A differenza di Marco Ferrando noi non abbiamo l’ansia che Landini e Rinaldini tradiscano. E trovo francamente poco utile interpretare la politica attraverso le categorie fedeltà/tradimento. La politica, a differenza della filosofia morale, si occupa dei fatti, non delle intenzioni. Non credo di avere una concezione idealizzata della FIOM. Si tratta – come tutte le grandi organizzazioni e tanto più in una situazione così confusa – di una realtà complessa, non esente da contraddizioni, con situazioni molto differenziate da nord a sud e da città a città. Tuttavia credo che un fatto sia innegabile. Il gruppo che l’ha diretta in questi anni ha fatto delle scelte coraggiose, anche innovando positivamente rispetto ad alcuni elementi della propria cultura e della propria provenienza politica e ha svolto un ruolo oggettivamente propulsivo sul terreno della lotta di classe. Non credo abbia senso né cercare di ‘imbarcare’ Landini e Rinaldini sulla propria Arca di Noè (per di più come se fossero degli sprovveduti), né dare loro ‘lezioni di marxismo’. Ha senso che la sinistra politica apra, con loro e con tutte le altre forze sociali presenti il 16 ottobre, una discussione franca, aperta, senza tatticismi su come dare rappresentanza politica ai lavoratori e ai movimenti che si battono per un’alternativa. Se e con quali forme ciò partorirà quello che alcuni giornali hanno già definiscono rozzamente il ‘partito della FIOM’ non possiamo saperlo. Certo è che in altri paesi nuove formazioni nate dalla crisi della socialdemocrazia e/o dell’estrema sinistra si sono formate proprio grazie al concorso di alcuni settori interni al sindacato: si pensi qualche anno fa alla WASG di Oskar Lafontaine in Germania o al P-SOL di Heloisa Helena in Brasile o più recentemente alla Trade Unionist and Socialist Coalition in Gran Bretagna. E allo stesso tempo è vero che uno schema generale deve tenere conto delle condizioni concrete dei diversi paesi e il nostro è caratterizzato da una regolamentazione molto rigida (e sconosciuta altrove) dei rapporti tra attività politica e attività sindacale.

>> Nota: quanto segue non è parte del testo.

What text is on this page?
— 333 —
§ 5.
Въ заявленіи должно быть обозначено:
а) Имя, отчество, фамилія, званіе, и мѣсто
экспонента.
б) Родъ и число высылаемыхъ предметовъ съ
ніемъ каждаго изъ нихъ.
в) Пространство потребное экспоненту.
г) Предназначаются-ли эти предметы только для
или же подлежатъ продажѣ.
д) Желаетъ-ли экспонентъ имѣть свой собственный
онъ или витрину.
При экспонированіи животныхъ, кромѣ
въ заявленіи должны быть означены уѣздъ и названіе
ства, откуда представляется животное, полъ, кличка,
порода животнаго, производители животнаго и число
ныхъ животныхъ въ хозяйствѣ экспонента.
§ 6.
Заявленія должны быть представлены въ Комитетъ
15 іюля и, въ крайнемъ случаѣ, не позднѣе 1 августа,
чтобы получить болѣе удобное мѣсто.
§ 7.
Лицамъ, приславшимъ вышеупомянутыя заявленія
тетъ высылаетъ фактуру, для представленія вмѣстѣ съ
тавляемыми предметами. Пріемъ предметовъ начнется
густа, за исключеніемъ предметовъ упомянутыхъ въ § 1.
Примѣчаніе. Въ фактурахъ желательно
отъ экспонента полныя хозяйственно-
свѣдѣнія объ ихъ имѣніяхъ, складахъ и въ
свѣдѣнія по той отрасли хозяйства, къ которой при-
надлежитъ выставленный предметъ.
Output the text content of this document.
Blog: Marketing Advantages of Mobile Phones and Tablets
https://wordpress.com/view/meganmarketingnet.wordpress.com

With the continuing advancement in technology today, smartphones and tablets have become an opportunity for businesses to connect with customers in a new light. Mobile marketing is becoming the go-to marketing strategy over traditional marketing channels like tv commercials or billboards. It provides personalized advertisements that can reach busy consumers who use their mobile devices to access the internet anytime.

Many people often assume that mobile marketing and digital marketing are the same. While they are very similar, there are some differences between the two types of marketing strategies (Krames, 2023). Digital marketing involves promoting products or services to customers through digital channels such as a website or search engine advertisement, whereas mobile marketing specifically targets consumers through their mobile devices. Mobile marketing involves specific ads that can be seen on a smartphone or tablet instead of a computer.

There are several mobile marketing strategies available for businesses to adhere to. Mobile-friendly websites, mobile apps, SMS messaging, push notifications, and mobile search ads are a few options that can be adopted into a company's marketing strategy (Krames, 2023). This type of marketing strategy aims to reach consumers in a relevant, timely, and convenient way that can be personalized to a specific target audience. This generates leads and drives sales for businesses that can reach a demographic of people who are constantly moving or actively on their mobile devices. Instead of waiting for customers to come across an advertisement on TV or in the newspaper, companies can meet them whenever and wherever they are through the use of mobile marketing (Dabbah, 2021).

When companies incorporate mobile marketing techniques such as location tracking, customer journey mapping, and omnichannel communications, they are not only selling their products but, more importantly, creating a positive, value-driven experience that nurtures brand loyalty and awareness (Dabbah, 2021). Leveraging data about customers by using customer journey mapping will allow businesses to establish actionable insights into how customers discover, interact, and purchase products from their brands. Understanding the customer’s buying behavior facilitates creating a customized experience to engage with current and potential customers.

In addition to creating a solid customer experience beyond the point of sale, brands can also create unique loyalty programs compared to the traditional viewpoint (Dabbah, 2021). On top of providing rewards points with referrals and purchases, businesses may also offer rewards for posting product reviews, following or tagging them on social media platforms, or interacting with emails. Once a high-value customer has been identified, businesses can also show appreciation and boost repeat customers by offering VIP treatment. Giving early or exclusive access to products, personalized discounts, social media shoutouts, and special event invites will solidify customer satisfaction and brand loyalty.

L’eccezionale presenza di bandiere rosse di Rifondazione Comunista e del PDCI in piazza San Giovanni, se non vale come dimostrazione di un forte radicamento di quei partiti nei posti di lavoro né di una grande interesse dei loro leader nei confronti dei lavoratori, indica tuttavia che lì dentro ci sono ancora delle forze sane che sono pronte a essere investite nella ricostruzione di una sinistra degna di questo nome e imperniata sulla rappresentanza del mondo del lavoro. E che – se vogliamo che questa sinistra esprima una forza reale e non sia semplicemente una voce che grida nel deserto – da quelle forze non si può prescindere. Dunque esse vanno salvaguardate, tenute insieme, protette da chi pensa di utilizzarle ancora una volta come sgabello per i propri interessi personali o ‘di apparato’. Questo è il primo passo. Il secondo, se effettivamente qualcosa si metterà in moto, è decidere se i marxisti lì dentro decidono di essere una parte propulsiva e di giocare un ruolo vero o se invece – come purtroppo è successo nella storia di Rifondazione Comunista – decidono di fare i telecronisti e lasciare che a giocare la partita siano gli altri.